Dispositivo de combate dimensionado para a realidade do país assegura Proteção Civil
O comandante nacional da Proteção Civil disse hoje que o dispositivo de combate a incêndios rurais está dimensionado para a realidade do país e para aquilo que é expectável acontecer, mas realçou que está dependente da dimensão dos fogos.
"O dispositivo de combate a incêndios no fundo tenta mitigar os impactos que temos no país, mas eu diria que o dispositivo está dimensionado àquilo que é a realidade e que é expectável que aconteça", disse Mário Silvestre em entrevista à Lusa na véspera do Dispositivo Especial de Combate aos Incêndios Rurais (DECIR) reforçar os meios de combate.
O DECIR vai ter este ano um ligeiro aumento de meios, nomeadamente operacionais e aeronaves, em relação a 2025, numa altura em que o Governo já alertou que 2026 pode ser muito difícil em termos de incêndios rurais, especialmente depois da tempestade Kristin que afetou especialmente a região centro no final do mês de janeiro.
Questionado se perante este cenário os meios previstos no DECIR são os necessários, o comandante nacional de emergência e proteção civil afirmou que o dispositivo "depende do número de ocorrências, da dimensão dos incêndios e do comportamento humano".
"Dimensionamos o dispositivo para aquilo que será, não para o pior cenário, nós não podemos dimensionar o dispositivo para o pior cenário, mas dimensionamos o dispositivo para aquilo que é expectável de acontecer", disse.
Mário Silvestre referiu que, se ocorrer um incêndio numa zona onde o risco é potencialmente baixo, não existe problema em deflagrarem grandes incêndios.
"O nosso problema está nas ocorrências que vão e que têm lugar em zonas onde o potencial de incêndio é muito grande. Existem zonas do país onde rapidamente chegamos a valores na casa de 100 mil hectares de potencial a arder", afirmou.
O comandante disse também que o DECIR não é um documento fechado, podendo sofrer alterações de acordo com as avaliações feitas a cada momento.

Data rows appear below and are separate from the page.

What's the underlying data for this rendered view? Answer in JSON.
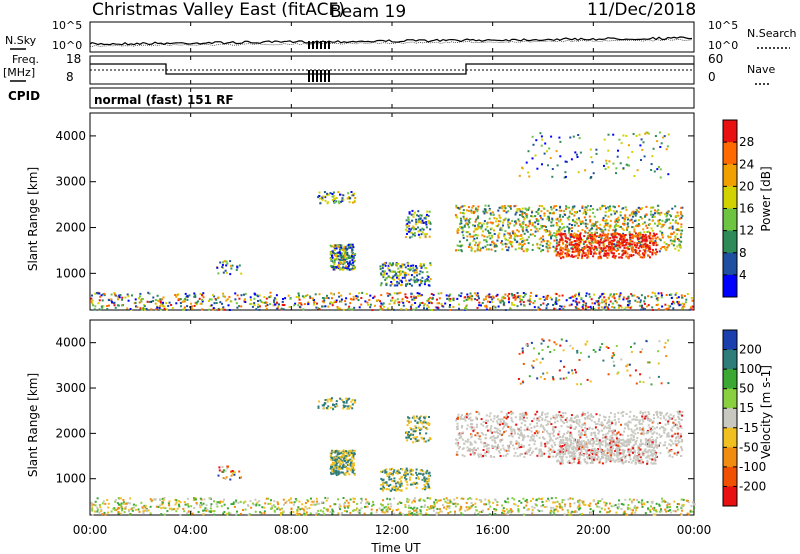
{
  "header": {
    "station": "Christmas Valley East (fitACF)",
    "beam": "Beam 19",
    "date": "11/Dec/2018"
  },
  "noise_panel": {
    "left_label": "N.Sky",
    "right_label": "N.Search",
    "left_ticks": [
      "10^5",
      "10^0"
    ],
    "right_ticks": [
      "10^5",
      "10^0"
    ]
  },
  "freq_panel": {
    "left_label_1": "Freq.",
    "left_label_2": "[MHz]",
    "right_label": "Nave",
    "left_ticks": [
      "18",
      "8"
    ],
    "right_ticks": [
      "60",
      "0"
    ],
    "cpid_label": "CPID",
    "cpid_text": "normal (fast) 151 RF"
  },
  "chart_data": [
    {
      "type": "heatmap",
      "ylabel": "Slant Range [km]",
      "yticks": [
        "4000",
        "3000",
        "2000",
        "1000"
      ],
      "ylim": [
        200,
        4500
      ],
      "colorbar_label": "Power [dB]",
      "colorbar_ticks": [
        "28",
        "24",
        "20",
        "16",
        "12",
        "8",
        "4"
      ],
      "colorbar_colors": [
        "#e81010",
        "#ff6a00",
        "#f0a000",
        "#d2d200",
        "#6cc440",
        "#2e8b57",
        "#1e4fa0",
        "#0000ff"
      ]
    },
    {
      "type": "heatmap",
      "ylabel": "Slant Range [km]",
      "yticks": [
        "4000",
        "3000",
        "2000",
        "1000"
      ],
      "ylim": [
        200,
        4500
      ],
      "colorbar_label": "Velocity [m s-1]",
      "colorbar_ticks": [
        "200",
        "100",
        "50",
        "15",
        "-15",
        "-50",
        "-100",
        "-200"
      ],
      "colorbar_colors": [
        "#1a3fae",
        "#2e7d7a",
        "#3aa832",
        "#88d040",
        "#c8c8c0",
        "#f0c020",
        "#f08c10",
        "#f05000",
        "#e81010"
      ]
    }
  ],
  "x_axis": {
    "ticks": [
      "00:00",
      "04:00",
      "08:00",
      "12:00",
      "16:00",
      "20:00",
      "00:00"
    ],
    "xlabel": "Time UT"
  }
}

Os meios de combate a incêndios rurais vão ser reforçados a partir de sexta-feira, passando a estar em permanência no terreno 11.955 operacionais de 2.031 equipas, 2.599 veículos e 37 meios aéreos, além dos três helicópteros da AFOCELCA (empresa privada de proteção florestal vocacionada para o combate a incêndios rurais).
O primeiro reforço de meios acontece a 15 de maio, no que é denominado `nível Bravo`, numa fase que se prolonga até ao dia 31 de maio, altura em que os meios voltam a aumentar.
A fase mais crítica, entre julho e setembro, é aquela que mobiliza o maior dispositivo e vai contar este ano com 15.149 operacionais de 2.596 equipas, 3.463 viaturas e 81 meios aéreos, incluindo os três da AFOCELCA, um ligeiro aumento relação ao ano passado.
Dois helicópteros Black Hawk da Força Aérea vão estar este ano pela primeira vez ao serviço do combate aos fogos rurais.
No ano passado, o DECIR não teve disponíveis os meios aéreos previstos, tendo existido algumas alturas em que não chegaram aos 70 devido a avarias.
"Queremos acreditar que devemos ter sempre o dispositivo todo na sua força máxima. Mas trata-se de máquinas, e as máquinas avariam, e depois têm problemas na substituição de alguns componentes, que às vezes levam mais tempo do que aquilo que está a ser esperado. Portanto é algo que é expectável que aconteça", disse o comandante nacional sobre a disponibilidade total dos meios aéreos.
Mário Silvestre disse ainda que a Proteção Civil tem a informação que até ao momento "não há qualquer constrangimento no dispositivo" e que "está pronto para arrancar" até atingir a sua capacidade máxima.
"Neste momento não temos nada que nos diga que temos algum constrangimento e, portanto, contamos com as 81 aeronaves", concluiu.